Wednesday, 8 August 2012
Pulling a Fast One

I keep getting these messages in my inbox.

"Whoever feeds a fasting person will have a reward like that of the fasting person, without any reduction in his reward."

I'd like to point out a couple of things.

1)  Fasting is a voluntary act. They're just fasting not starving. And if you feed a fasting person, aren't you encouraging them to break their fast and thus ruin whatever symbolic purification they're trying to achieve? 

2)  Fasting people should actually fast, not just re-arrange the hours when they eat. During Ramadan nobody goes without food for even 24 hours. They just have gigantic feasts after sundown sometimes lasting until dawn. How does this overindulgence qualify as a fast?

Does this bother anyone other than me?

Posted on 08/08/2012 2:46 PM by Rebecca Bynum
Comments
8 Aug 2012
Sue R

Why can't they feed themselves?



8 Aug 2012
Send an emailPappy Le Phew

No.



8 Aug 2012
Kinneddar

Yes, Rebecca.
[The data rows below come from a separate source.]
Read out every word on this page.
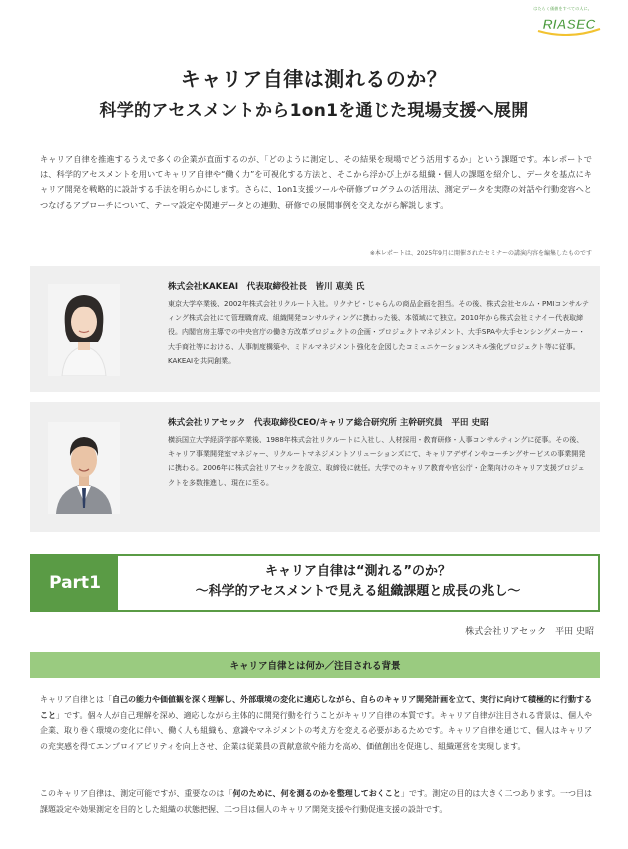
はたらく価値をすべての人に。
RIASEC
キャリア自律は測れるのか？
科学的アセスメントから1on1を通じた現場支援へ展開

キャリア自律を推進するうえで多くの企業が直面するのが、「どのように測定し、その結果を現場でどう活用するか」という課題です。本レポートでは、科学的アセスメントを用いてキャリア自律や“働く力”を可視化する方法と、そこから浮かび上がる組織・個人の課題を紹介し、データを基点にキャリア開発を戦略的に設計する手法を明らかにします。さらに、1on1支援ツールや研修プログラムの活用法、測定データを実際の対話や行動変容へとつなげるアプローチについて、テーマ設定や関連データとの連動、研修での展開事例を交えながら解説します。

※本レポートは、2025年9月に開催されたセミナーの講演内容を編集したものです
株式会社KAKEAI　代表取締役社長　皆川 恵美 氏
東京大学卒業後、2002年株式会社リクルート入社。リクナビ・じゃらんの商品企画を担当。その後、株式会社セルム・PMIコンサルティング株式会社にて管理職育成、組織開発コンサルティングに携わった後、本領域にて独立。2010年から株式会社ミナイー代表取締役。内閣官房主導での中央官庁の働き方改革プロジェクトの企画・プロジェクトマネジメント、大手SPAや大手センシングメーカー・大手商社等における、人事制度構築や、ミドルマネジメント強化を企図したコミュニケーションスキル強化プロジェクト等に従事。KAKEAIを共同創業。
株式会社リアセック　代表取締役CEO/キャリア総合研究所 主幹研究員　平田 史昭
横浜国立大学経済学部卒業後、1988年株式会社リクルートに入社し、人材採用・教育研修・人事コンサルティングに従事。その後、キャリア事業開発室マネジャー、リクルートマネジメントソリューションズにて、キャリアデザインやコーチングサービスの事業開発に携わる。2006年に株式会社リアセックを設立、取締役に就任。大学でのキャリア教育や官公庁・企業向けのキャリア支援プロジェクトを多数推進し、現在に至る。
Part1
キャリア自律は“測れる”のか？
～科学的アセスメントで見える組織課題と成長の兆し～
株式会社リアセック　平田 史昭
キャリア自律とは何か／注目される背景

キャリア自律とは「自己の能力や価値観を深く理解し、外部環境の変化に適応しながら、自らのキャリア開発計画を立て、実行に向けて積極的に行動すること」です。個々人が自己理解を深め、適応しながら主体的に開発行動を行うことがキャリア自律の本質です。キャリア自律が注目される背景は、個人や企業、取り巻く環境の変化に伴い、働く人も組織も、意識やマネジメントの考え方を変える必要があるためです。キャリア自律を通じて、個人はキャリアの充実感を得てエンプロイアビリティを向上させ、企業は従業員の貢献意欲や能力を高め、価値創出を促進し、組織運営を実現します。

このキャリア自律は、測定可能ですが、重要なのは「何のために、何を測るのかを整理しておくこと」です。測定の目的は大きく二つあります。一つ目は課題設定や効果測定を目的とした組織の状態把握、二つ目は個人のキャリア開発支援や行動促進支援の設計です。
This bothers me too. Fasting is voluntary  (except for those places where it's legally enforced, or where cultural pressures are heavy). But I don't think it's a time of major deprivation. Daily feasts compensate for daily fasts - but also wreak havoc on blood sugar levels and mental and physical stamina.
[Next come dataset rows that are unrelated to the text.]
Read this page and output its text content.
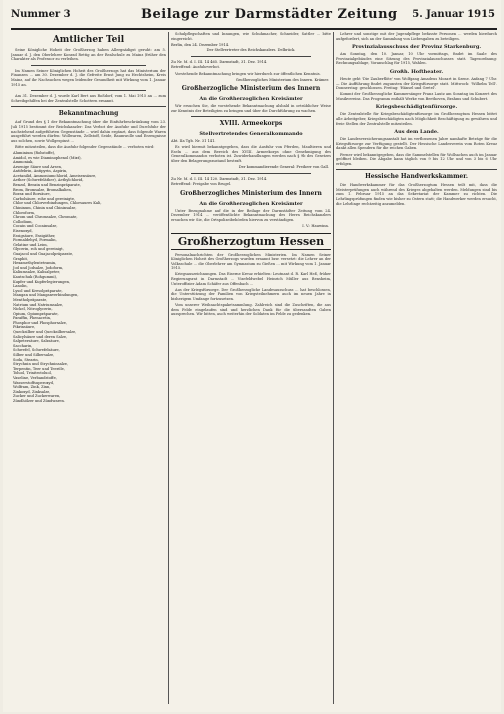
Nummer 3	Beilage zur Darmstädter Zeitung 5. Januar 1915
Amtlicher Teil
Seine Königliche Hoheit der Großherzog haben Allergnädigst geruht: am 5. Januar d. J. den Oberlehrer Konrad Rettig an der Realschule zu Mainz (früher den Charakter als Professor zu verleihen.
Im Namen Seiner Königlichen Hoheit des Großherzogs hat das Ministerium der Finanzen ... am 30. Dezember d. J. die Gefreite Ernst Jung zu Hechtsheim, Kreis Mainz, auf ihr Nachsuchen wegen leidender Gesundheit mit Wirkung vom 1. Januar 1915 an.
Am 31. Dezember d. J. wurde Karl Bert aus Roßdorf, vom 1. Mai 1915 an ... zum Schreibgehilfen bei der Zentralstelle Schottern ernannt.
Bekanntmachung
Auf Grund des § 1 der Bekanntmachung über die Einfuhrbeschränkung vom 23. Juli 1915 bestimmt der Reichskanzler: Das Verbot der Ausfuhr und Durchfuhr der nachstehend aufgeführten Gegenstände ... wird dahin ergänzt, dass folgende Waren ausgeführt werden dürfen: Wollwaren, Zellstoff, Seide, Baumwolle und Erzeugnisse aus solchen, sowie Wollgespinst ...
Bitte mitzuteilen, dass die Ausfuhr folgender Gegenstände ... verboten wird:
Aluminium (Rohstoffe),
Amidol, es wie Diaminophenol (Mixt),
Ammoniak,
Arsenige Säure und Arsen,
Antifebrin, Antipyrin, Aspirin,
Acetanilid, Ammoniumchlorid, Ameisensäure,
Aether (Schwefeläther), Aethylchlorid,
Benzol, Benzin und Benzinpräparate,
Brom, Bromsalze, Bromalkalien,
Borax und Borsäure,
Carbolsäure, rohe und gereinigte,
Chlor und Chlorverbindungen, Chlorsaures Kali,
Chininum, Chinin und Chininsalze,
Chloroform,
Chrom und Chromsalze, Chromate,
Collodium,
Cocain und Cocainsalze,
Eisenoxyd,
Essigsäure, Essigäther,
Formaldehyd, Formalin,
Gelatine und Leim,
Glycerin, roh und gereinigt,
Guajacol und Guajacolpräparate,
Graphit,
Hexamethylentetramin,
Jod und Jodsalze, Jodoform,
Kaliumsalze, Kalisalpeter,
Kautschuk (Rohgummi),
Kupfer und Kupferlegierungen,
Lanolin,
Lysol und Kresolpräparate,
Mangan und Manganverbindungen,
Mentholpräparate,
Natrium und Natriumsalze,
Nickel, Nitroglycerin,
Opium, Opiumpräparate,
Paraffin, Phenacetin,
Phosphor und Phosphorsalze,
Pikrinsäure,
Quecksilber und Quecksilbersalze,
Salicylsäure und deren Salze,
Salpetersäure, Salzsäure,
Saccharin,
Schwefel, Schwefelsäure,
Silber und Silbersalze,
Soda, Stearin,
Strychnin und Strychninsalze,
Terpentin, Teer und Teeröle,
Toluol, Trinitrotoluol,
Vaseline, Verbandstoffe,
Wasserstoffsuperoxyd,
Wolfram, Zink, Zinn,
Zinkoxyd, Zinksalze,
Zucker und Zuckerwaren,
Zündhölzer und Zündwaren.
Schulpflegschaften und Innungen, wie Schuhmacher, Schneider, Sattler ... bitte eingereicht.
Berlin, den 24. Dezember 1914.
Der Stellvertreter des Reichskanzlers. Delbrück.
Zu Nr. M. d. I. III. 14 465. Darmstadt, 31. Dez. 1914.
Betreffend: Ausfuhrverbot.
Vorstehende Bekanntmachung bringen wir hierdurch zur öffentlichen Kenntnis.
Großherzogliches Ministerium des Innern. Krämer.
Großherzogliche Ministerium des Innern
An die Großherzoglichen Kreisämter
Wir ersuchen Sie, die vorstehende Bekanntmachung alsbald in ortsüblicher Weise zur Kenntnis der Beteiligten zu bringen und über die Durchführung zu wachen.
XVIII. Armeekorps
Stellvertretendes Generalkommando
Abt. IIa Tgb. Nr. 31 141.
Es wird hiermit bekanntgegeben, dass die Ausfuhr von Pferden, Maultieren und Eseln ... aus dem Bereich des XVIII. Armeekorps ohne Genehmigung des Generalkommandos verboten ist. Zuwiderhandlungen werden nach § 9b des Gesetzes über den Belagerungszustand bestraft.
Der kommandierende General: Freiherr von Gall.
Zu Nr. M. d. I. III. 14 120. Darmstadt, 31. Dez. 1914.
Betreffend: Freigabe von Brugel.
Großherzogliches Ministerium des Innern
An die Großherzoglichen Kreisämter
Unter Bezugnahme auf die in der Beilage der Darmstädter Zeitung vom 24. Dezember 1914 ... veröffentlichte Bekanntmachung des Herrn Reichskanzlers ersuchen wir Sie, die Ortspolizeibehörden hiervon zu verständigen.
I. V.: Hauwinn.
Großherzogtum Hessen
Personalnachrichten der Großherzoglichen Ministerien. Im Namen Seiner Königlichen Hoheit des Großherzogs wurden ernannt bzw. versetzt: die Lehrer an der Volksschule ... die Oberlehrer am Gymnasium zu Gießen ... mit Wirkung vom 1. Januar 1915.
Kriegsauszeichnungen. Das Eiserne Kreuz erhielten: Leutnant d. R. Karl Heß, früher Regierungsrat in Darmstadt ... Vizefeldwebel Heinrich Müller aus Bensheim, Unteroffizier Adam Schäfer aus Offenbach ...
Aus der Kriegsfürsorge. Der Großherzogliche Landesausschuss ... hat beschlossen, die Unterstützung der Familien von Kriegsteilnehmern auch im neuen Jahre in bisherigem Umfange fortzusetzen.
Vom unserer Weihnachtspaketsammlung. Zahlreich sind die Zuschriften, die aus dem Felde eingelaufen sind und herzlichen Dank für die übersandten Gaben aussprechen. Wir bitten, auch weiterhin der Soldaten im Felde zu gedenken.
Lehrer und sonstige mit der Jugendpflege befasste Personen ... werden hierdurch aufgefordert, sich an der Sammlung von Liebesgaben zu beteiligen.
Provinzialausschuss der Provinz Starkenburg.
Am Sonntag, den 10. Januar, 10 Uhr vormittags, findet im Saale des Provinzialgebäudes eine Sitzung des Provinzialausschusses statt. Tagesordnung: Rechnungsablage, Voranschlag für 1915, Wahlen.
Großh. Hoftheater.
Heute geht 'Die Zauberflöte' von Wolfgang Amadeus Mozart in Szene. Anfang 7 Uhr. — Die Aufführung findet zugunsten der Kriegsfürsorge statt. Mittwoch: 'Wilhelm Tell'. Donnerstag: geschlossen. Freitag: 'Hänsel und Gretel'.
Kommt der Großherzogliche Kammersänger Franz Lautz am Sonntag im Konzert des Musikvereins. Das Programm enthält Werke von Beethoven, Brahms und Schubert.
Kriegsbeschädigtenfürsorge.
Die Zentralstelle für Kriegsbeschädigtenfürsorge im Großherzogtum Hessen bittet alle Arbeitgeber, Kriegsbeschädigten nach Möglichkeit Beschäftigung zu gewähren und freie Stellen der Zentralstelle mitzuteilen.
Aus dem Lande.
Die Landesversicherungsanstalt hat im verflossenen Jahre namhafte Beträge für die Kriegsfürsorge zur Verfügung gestellt. Der Hessische Landesverein vom Roten Kreuz dankt allen Spendern für die reichen Gaben.
Ferner wird bekanntgegeben, dass die Sammelstellen für Wollsachen auch im Januar geöffnet bleiben. Die Abgabe kann täglich von 9 bis 12 Uhr und von 3 bis 6 Uhr erfolgen.
Hessische Handwerkskammer.
Die Handwerkskammer für das Großherzogtum Hessen teilt mit, dass die Meisterprüfungen auch während des Krieges abgehalten werden. Meldungen sind bis zum 1. Februar 1915 an das Sekretariat der Kammer zu richten. Die Lehrlingsprüfungen finden wie bisher zu Ostern statt; die Handwerker werden ersucht, die Lehrlinge rechtzeitig anzumelden.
Having lived in Kayseri, Turkey, I've had the Ramadan experience: hearing the drummer walk through the streets awakening everyone in time to cook and eat before dawn, smelling the frying eggs at 3:30 am, and witnessing the traffic chaos at 4:30 pm (this was in November) as hordes of hungry people rushed home to eat. The emphasis during Ramadan is on food - not on fasting. 

Also, many people, if possible, just sleep the day away, awakening in the evening to feast, socialize, and conduct business. After a short nap, it's food again, before dawn.

Fasting during daylight hours wouldn't be that hard if one had feasted all night. Going without water though must be difficult, if not dangerous, especially for those who must do physical labour outdoors. Hence, the reversal of the diurnal and the nocturnal - it makes sense under those unnatural circumstances.  But what a tremendous waste of human energy and  efficiency - in countries that can ill afford it. And all to get that "reward."



8 Aug 2012
Send an emailChristina McIntosh

 Just expanding on what Kinnedar said, about the reversal of the day/ night pattern.

Humans are biologically a diurnal rather than a nocturnal species.  Inventing fire, and then other kinds of lighting, has allowed us to extend the time when we're active; but we still do best, healthwise, with 'early to bed and early to rise'.  We *need* the 'night/ dark' signal to sleep (doing a lot of shift work, involving daytime sleep and then activity by artificial light during the night, has been implicated in a number of hormone-related diseases such as breast cancer).

So the fact that for thirty days Islam completely reverses what is normal and healthy for humans (normal is to sleep - which of course means one is neither drinking nor eating - from sometime not too long after sunset till around sunrise, then be awake, active, drinking and eating as needed, during daylight hours) is just one obvious example of the many, many 'reversals' or what one might call 'anti-nature'/ anti-human  patterns, small and great, that characterise Islam.



9 Aug 2012
Mary Jackson

It almost looks as if some Muslims use Ramadan as an excuse to guzzle. See Esmerelda's post here about those pizza-and-pepsi deprived Muslims.

The idea of self-control doesn't come into it.